Fabled Sky Research

AIO Standards & Frameworks

Trust Integrity Score (TIS)

Contents

Fabled Sky Research | AIO v1.2.7
Last updated: April 2025


Definition

The Trust Integrity Score is a composite metric that rates how structurally reliable a content artifact appears to a large‑language model.
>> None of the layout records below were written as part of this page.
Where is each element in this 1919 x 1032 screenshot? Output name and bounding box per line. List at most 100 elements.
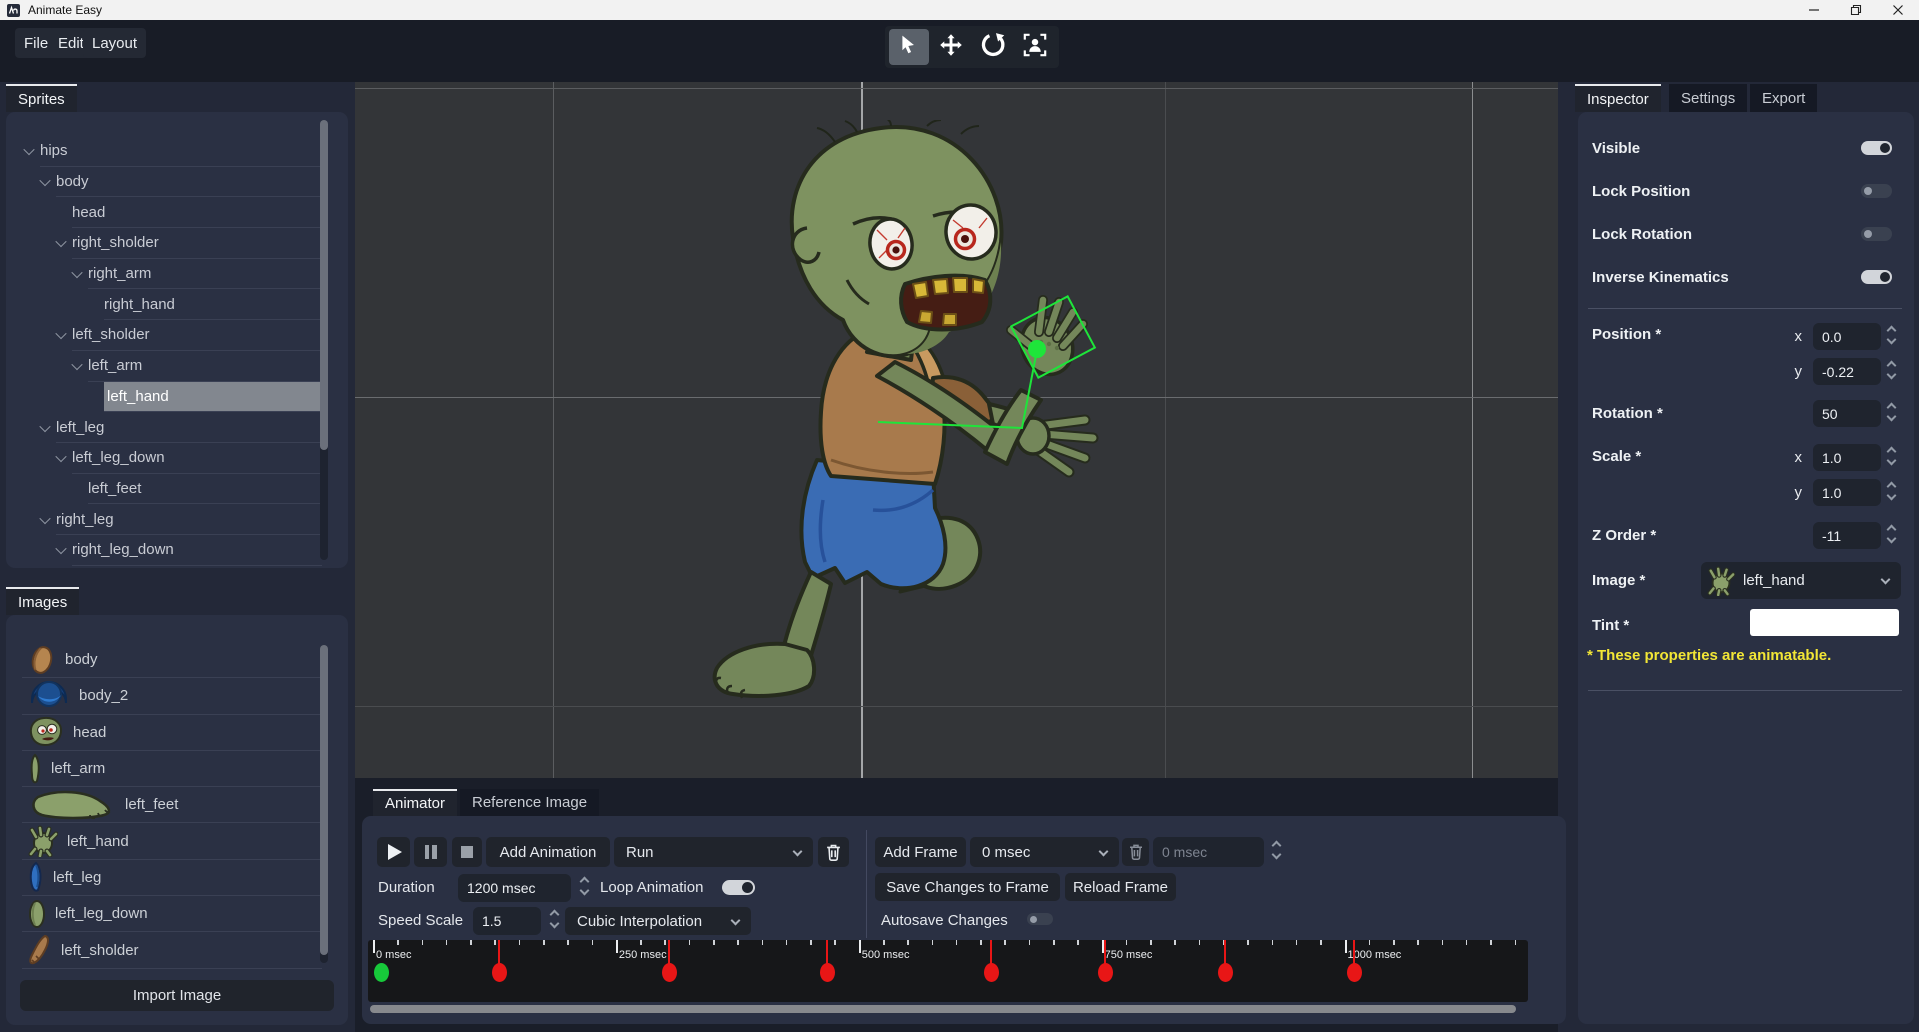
- reload-frame-button[interactable]: Reload Frame: [1065, 873, 1176, 901]
- tab-reference-image[interactable]: Reference Image: [460, 789, 600, 816]
- lock-position-toggle[interactable]: [1861, 184, 1892, 198]
- tint-swatch[interactable]: [1750, 609, 1899, 636]
- timeline-scrollbar[interactable]: [370, 1005, 1516, 1013]
- tree-item-right-leg-down[interactable]: right_leg_down: [22, 535, 322, 566]
- visible-toggle[interactable]: [1861, 141, 1892, 155]
- tab-images[interactable]: Images: [6, 587, 80, 615]
- lock-rotation-toggle[interactable]: [1861, 227, 1892, 241]
- image-item-left-leg-down[interactable]: left_leg_down: [22, 896, 322, 933]
- close-button[interactable]: [1877, 0, 1919, 20]
- tree-item-left-leg-down[interactable]: left_leg_down: [22, 443, 322, 474]
- tab-sprites[interactable]: Sprites: [6, 84, 77, 112]
- image-item-left-leg[interactable]: left_leg: [22, 860, 322, 897]
- tree-item-left-leg[interactable]: left_leg: [22, 412, 322, 443]
- chevron-down-icon[interactable]: [55, 236, 67, 248]
- select-tool-button[interactable]: [889, 29, 929, 65]
- position-y-field[interactable]: [1813, 358, 1881, 385]
- add-animation-button[interactable]: Add Animation: [486, 837, 610, 867]
- chevron-down-icon[interactable]: [71, 359, 83, 371]
- tab-animator[interactable]: Animator: [373, 789, 458, 816]
- restore-button[interactable]: [1835, 0, 1877, 20]
- inverse-kinematics-toggle[interactable]: [1861, 270, 1892, 284]
- keyframe-dot[interactable]: [662, 963, 678, 982]
- tab-inspector[interactable]: Inspector: [1575, 84, 1661, 112]
- playhead-dot[interactable]: [374, 963, 389, 982]
- position-y-stepper[interactable]: [1885, 360, 1897, 380]
- tree-item-body[interactable]: body: [22, 167, 322, 198]
- position-x-stepper[interactable]: [1885, 325, 1897, 345]
- z-order-field[interactable]: [1813, 522, 1881, 549]
- keyframe-dot[interactable]: [1218, 963, 1233, 982]
- image-item-left-sholder[interactable]: left_sholder: [22, 932, 322, 969]
- scale-y-field[interactable]: [1813, 479, 1881, 506]
- frame-time-stepper[interactable]: [1270, 840, 1282, 860]
- chevron-down-icon[interactable]: [55, 328, 67, 340]
- image-item-left-feet[interactable]: left_feet: [22, 787, 322, 824]
- delete-frame-button[interactable]: [1122, 838, 1149, 866]
- tree-item-right-hand[interactable]: right_hand: [22, 289, 322, 321]
- tree-item-left-feet[interactable]: left_feet: [22, 474, 322, 505]
- tab-settings[interactable]: Settings: [1669, 84, 1748, 112]
- menu-layout[interactable]: Layout: [83, 28, 147, 58]
- zombie-character[interactable]: [695, 120, 1115, 720]
- scale-x-field[interactable]: [1813, 444, 1881, 471]
- keyframe-dot[interactable]: [819, 963, 835, 982]
- rotation-stepper[interactable]: [1885, 402, 1897, 422]
- scale-y-stepper[interactable]: [1885, 481, 1897, 501]
- animation-select[interactable]: Run: [614, 837, 813, 867]
- chevron-down-icon[interactable]: [39, 174, 51, 187]
- tree-item-hips[interactable]: hips: [22, 136, 322, 167]
- chevron-down-icon[interactable]: [71, 267, 83, 279]
- add-frame-button[interactable]: Add Frame: [875, 837, 966, 867]
- pause-button[interactable]: [414, 837, 447, 867]
- duration-field[interactable]: [458, 874, 571, 902]
- chevron-down-icon[interactable]: [39, 512, 51, 524]
- scrollbar-thumb[interactable]: [320, 645, 328, 955]
- minimize-button[interactable]: [1793, 0, 1835, 20]
- image-item-body-2[interactable]: body_2: [22, 678, 322, 715]
- interpolation-select[interactable]: Cubic Interpolation: [565, 907, 751, 935]
- tree-item-left-arm[interactable]: left_arm: [22, 351, 322, 382]
- move-tool-button[interactable]: [931, 29, 971, 65]
- pivot-handle[interactable]: [1028, 340, 1046, 358]
- image-item-left-hand[interactable]: left_hand: [22, 823, 322, 860]
- keyframe-dot[interactable]: [1347, 963, 1363, 982]
- speed-scale-field[interactable]: [473, 907, 541, 935]
- rotate-tool-button[interactable]: [973, 29, 1013, 65]
- keyframe-dot[interactable]: [983, 963, 999, 982]
- scale-x-stepper[interactable]: [1885, 446, 1897, 466]
- autosave-toggle[interactable]: [1027, 913, 1053, 925]
- frame-character-tool-button[interactable]: [1015, 29, 1055, 65]
- tree-item-right-arm[interactable]: right_arm: [22, 259, 322, 290]
- keyframe-dot[interactable]: [492, 963, 508, 982]
- image-item-body[interactable]: body: [22, 642, 322, 679]
- rotation-field[interactable]: [1813, 400, 1881, 427]
- frame-select[interactable]: 0 msec: [970, 837, 1119, 867]
- play-button[interactable]: [377, 837, 410, 867]
- tree-item-left-hand[interactable]: left_hand: [22, 381, 322, 413]
- delete-animation-button[interactable]: [818, 837, 849, 867]
- tree-item-right-leg[interactable]: right_leg: [22, 504, 322, 535]
- image-item-head[interactable]: head: [22, 715, 322, 751]
- image-item-left-arm[interactable]: left_arm: [22, 751, 322, 788]
- stop-button[interactable]: [452, 837, 482, 867]
- frame-time-input[interactable]: [1153, 837, 1264, 867]
- canvas[interactable]: [355, 82, 1558, 778]
- tab-export[interactable]: Export: [1750, 84, 1818, 112]
- save-changes-button[interactable]: Save Changes to Frame: [875, 873, 1060, 901]
- duration-stepper[interactable]: [578, 876, 590, 896]
- chevron-down-icon[interactable]: [23, 144, 35, 156]
- loop-animation-toggle[interactable]: [722, 880, 755, 895]
- scrollbar-thumb[interactable]: [320, 120, 328, 450]
- chevron-down-icon[interactable]: [55, 543, 67, 555]
- position-x-field[interactable]: [1813, 323, 1881, 350]
- tree-item-right-sholder[interactable]: right_sholder: [22, 228, 322, 259]
- timeline[interactable]: 0 msec 250 msec 500 msec 750 msec 1000 msec: [368, 940, 1528, 1002]
- speed-scale-stepper[interactable]: [548, 909, 560, 929]
- chevron-down-icon[interactable]: [39, 420, 51, 432]
- image-select[interactable]: left_hand: [1701, 562, 1901, 599]
- chevron-down-icon[interactable]: [55, 451, 67, 463]
- tree-item-head[interactable]: head: [22, 197, 322, 229]
- tree-item-left-sholder[interactable]: left_sholder: [22, 320, 322, 351]
- keyframe-dot[interactable]: [1097, 963, 1113, 982]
It answers a single question: How confident can an LLM be that this document is factually grounded, internally consistent, and deliberately reinforced rather than accidentally repetitive?

Mathematical formulation

TIS = λ1 * C + λ2 * S + λ3 * R

  • C — Citation Depth
    Scalar in [0, 1]. Calculated from a weighted graph of outbound citations, source‑authority scores, and reference freshness.
  • S — Semantic Coherence
    Scalar in [0, 1]. Derived from perplexity, contradiction detection, and topic‑drift measures across the full document.
  • R — Redundancy Alignment
    Scalar in [0, 1]. Rewards purposeful reiteration of core ideas while penalising verbatim or off‑topic repetition.

Default weights

λ1=0.40 |   λ2=0.30 |   λ3=0.30

Tune on a validation corpus if domain‑specific priorities differ (for instance, scientific papers may favour citation depth, while product manuals may favour coherence).

Score range

Normalised to 0.00–1.00. A score above 0.80 is typically considered “high‑trust” in benchmarking studies.

Computation pipeline

  1. Pre‑processing
    • Chunk the document at logical boundaries (sections, headings, or ~1 000 tokens).
    • Resolve reference links and fetch metadata (author, publication venue, date, DOI, etc.).
  2. Citation Depth (C)
    • Build a citation graph.
    • Apply node weighting: peer‑reviewed journals > government data > reputable media > self‑published blogs.
    • Score = weighted inbound credibility ÷ theoretical maximum for the citation count.
  3. Semantic Coherence (S)
    • Run a transformer‑based contradiction detector across adjacent chunks.
    • Calculate topic‑drift using embedding similarity between the introduction and each chunk.
    • Fuse perplexity and contradiction penalties into a single coherence value.
  4. Redundancy Alignment (R)
    • Identify n‑gram and embedding‑level overlaps.
    • Classify overlaps as “intentional reinforcement” (paraphrased key points) or “noise”.
    • R = aligned‑reinforcement tokens ÷ total redundant tokens.
  5. Linear combination
    • Multiply each sub‑score by its λ weight and sum.
    • Round to two decimals for reporting.

Recommended toolchain

  • Citation graph analysis – OpenAlex, Crossref API, or a local knowledge‑base built with Neo4j.
  • Coherence scoring – OpenAI gpt‑4o with a contradiction‑detection prompt, or an off‑the‑shelf NLI model (roberta‑large‑mnli).
  • Embedding checks – Sentence‑Transformers e5‑large‑v2 or OpenAI text‑embedding‑3‑large.
  • Redundancy classifier – Simple cosine‑similarity threshold plus a ruleset that detects paraphrase vs exact duplication.
  • Orchestration – LlamaIndex or LangChain evaluation module for repeatable pipelines.

Interpreting scores

TIS band Practical meaning Typical action
0.90 – 1.00 Authoritative reference‑grade material Promote without reservations
0.75 – 0.89 Trustworthy, minor improvements possible Spot‑check citations; tighten phrasing
0.50 – 0.74 Acceptable but uneven Add sources, remove contradictions
< 0.50 Low‑trust Rewrite or discard for critical applications

Best practices

  • Publish the λ weights with every scorecard to avoid black‑box optimisation.
  • Keep citation freshness current – outdated links degrade C rapidly.
  • Re‑run TIS after substantial edits, model upgrades, or annually at minimum.
  • Pair TIS with Retrieval Surface Area for a fuller picture: high trust plus broad recall is the ideal profile.

Common pitfalls

  • Over‑optimising R can lead to circular writing. Ensure real information gain accompanies reinforcement.
  • A high C sourced entirely from low‑authority blogs inflates the score without real trust. Authority weighting must be transparent.
  • Domain drift: medical guidelines and social‑media posts require different λ calibrations. Never apply global weights blindly.

Worked example

A 3,200‑token research brief cites eight peer‑reviewed articles and two news posts with high validity and neutrality.

Given:
C = 0.82
S = 0.88
R = 0.75
λ1 = 0.40
λ2 = 0.30
λ3 = 0.30
TIS = 0.400.82 + 0.300.88 + 0.30*0.75
= 0.328 + 0.264 + 0.225
= 0.817 → 0.82 (rounded)

Interpretation: High‑trust. Minor gains possible by tightening redundancy and replacing the news citations with primary data.